Fair Use and Copyright Exceptions: When Can You Legally Use Someone Else's Videos?
Fair use is not universal. Different countries rely on different copyright exceptions, so creators need to check local law before assuming a clip is safe to reuse.
Fair use is not the global default
Many creators hear the phrase fair use and assume it works the same everywhere. It does not. In the United States, fair use is a specific legal doctrine. In many other countries, reuse depends on narrower copyright exceptions written differently in local law.
What fair use means in the U.S.
In the U.S., courts often evaluate reuse through factors such as purpose, how transformative the new work is, how much of the original was used, and whether the reuse harms the market for the original work.

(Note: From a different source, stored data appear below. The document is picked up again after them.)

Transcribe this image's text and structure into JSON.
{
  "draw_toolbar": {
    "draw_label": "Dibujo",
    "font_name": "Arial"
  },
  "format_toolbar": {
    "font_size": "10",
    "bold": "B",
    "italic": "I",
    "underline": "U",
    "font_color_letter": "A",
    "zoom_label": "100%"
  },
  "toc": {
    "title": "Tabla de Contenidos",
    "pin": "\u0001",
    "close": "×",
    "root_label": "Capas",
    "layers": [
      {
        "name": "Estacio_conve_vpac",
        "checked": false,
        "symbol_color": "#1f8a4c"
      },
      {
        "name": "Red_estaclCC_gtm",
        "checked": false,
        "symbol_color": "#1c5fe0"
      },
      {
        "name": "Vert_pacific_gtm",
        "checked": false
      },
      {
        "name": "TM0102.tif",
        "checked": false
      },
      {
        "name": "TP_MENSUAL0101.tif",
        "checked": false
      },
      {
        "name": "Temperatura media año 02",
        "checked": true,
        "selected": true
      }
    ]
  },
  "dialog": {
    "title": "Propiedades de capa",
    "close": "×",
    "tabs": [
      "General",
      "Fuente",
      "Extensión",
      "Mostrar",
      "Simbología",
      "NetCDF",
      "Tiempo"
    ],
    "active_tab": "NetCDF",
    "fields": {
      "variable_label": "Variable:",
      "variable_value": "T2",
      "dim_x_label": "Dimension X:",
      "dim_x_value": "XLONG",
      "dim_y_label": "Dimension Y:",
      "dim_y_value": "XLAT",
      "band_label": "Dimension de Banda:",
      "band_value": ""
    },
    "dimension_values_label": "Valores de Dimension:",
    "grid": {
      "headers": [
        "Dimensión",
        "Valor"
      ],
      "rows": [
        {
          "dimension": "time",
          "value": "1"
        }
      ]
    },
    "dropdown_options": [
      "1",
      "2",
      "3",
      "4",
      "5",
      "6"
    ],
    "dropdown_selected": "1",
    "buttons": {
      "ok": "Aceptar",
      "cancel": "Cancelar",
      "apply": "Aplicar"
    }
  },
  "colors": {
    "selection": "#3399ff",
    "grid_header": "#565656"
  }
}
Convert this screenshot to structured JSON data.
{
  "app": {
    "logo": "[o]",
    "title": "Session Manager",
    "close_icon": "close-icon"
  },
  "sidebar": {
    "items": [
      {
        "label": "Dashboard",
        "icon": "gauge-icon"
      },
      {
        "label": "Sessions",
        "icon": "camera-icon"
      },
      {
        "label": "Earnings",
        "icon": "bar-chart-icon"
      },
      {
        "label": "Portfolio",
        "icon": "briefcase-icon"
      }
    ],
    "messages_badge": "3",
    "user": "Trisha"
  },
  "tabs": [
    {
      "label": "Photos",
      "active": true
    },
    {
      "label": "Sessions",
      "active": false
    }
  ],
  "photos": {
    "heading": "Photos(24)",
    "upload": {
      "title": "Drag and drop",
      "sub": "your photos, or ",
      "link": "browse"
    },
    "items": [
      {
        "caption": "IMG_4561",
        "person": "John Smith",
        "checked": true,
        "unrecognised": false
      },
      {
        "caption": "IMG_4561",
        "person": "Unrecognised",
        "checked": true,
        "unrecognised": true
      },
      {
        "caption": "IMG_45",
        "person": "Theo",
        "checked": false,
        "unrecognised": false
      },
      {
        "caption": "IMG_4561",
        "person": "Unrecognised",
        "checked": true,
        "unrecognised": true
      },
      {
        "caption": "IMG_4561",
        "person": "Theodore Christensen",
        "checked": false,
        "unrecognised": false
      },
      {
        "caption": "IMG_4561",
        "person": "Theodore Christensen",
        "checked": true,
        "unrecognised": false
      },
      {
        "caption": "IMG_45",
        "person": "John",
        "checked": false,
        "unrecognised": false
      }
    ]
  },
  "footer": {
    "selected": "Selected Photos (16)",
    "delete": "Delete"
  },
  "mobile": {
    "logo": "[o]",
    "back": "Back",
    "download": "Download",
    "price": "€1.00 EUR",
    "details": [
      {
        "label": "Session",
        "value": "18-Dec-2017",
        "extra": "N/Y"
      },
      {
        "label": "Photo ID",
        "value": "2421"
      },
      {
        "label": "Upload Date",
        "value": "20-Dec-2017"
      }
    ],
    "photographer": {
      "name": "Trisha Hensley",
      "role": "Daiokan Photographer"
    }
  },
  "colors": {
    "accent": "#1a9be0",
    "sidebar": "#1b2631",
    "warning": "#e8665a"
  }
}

Why creators outside the U.S. need extra caution
Many jurisdictions do not have a broad flexible doctrine like U.S. fair use. Instead, they provide more specific exceptions for criticism, teaching, quotation, news reporting, parody, accessibility, or private use.
Questions to ask before reusing a clip
- What country or countries matter for this publication, audience, and platform?
- Are you commenting on the work, or just reposting it?
- Are you using only what is necessary, or most of the original video?
- Could your version replace the need to watch, license, or buy the original?
As a practical rule, treat fair use as a legal defense, not as a publishing shortcut. If the project is commercial, high-profile, or cross-border, get permission or legal advice before relying on a grey area.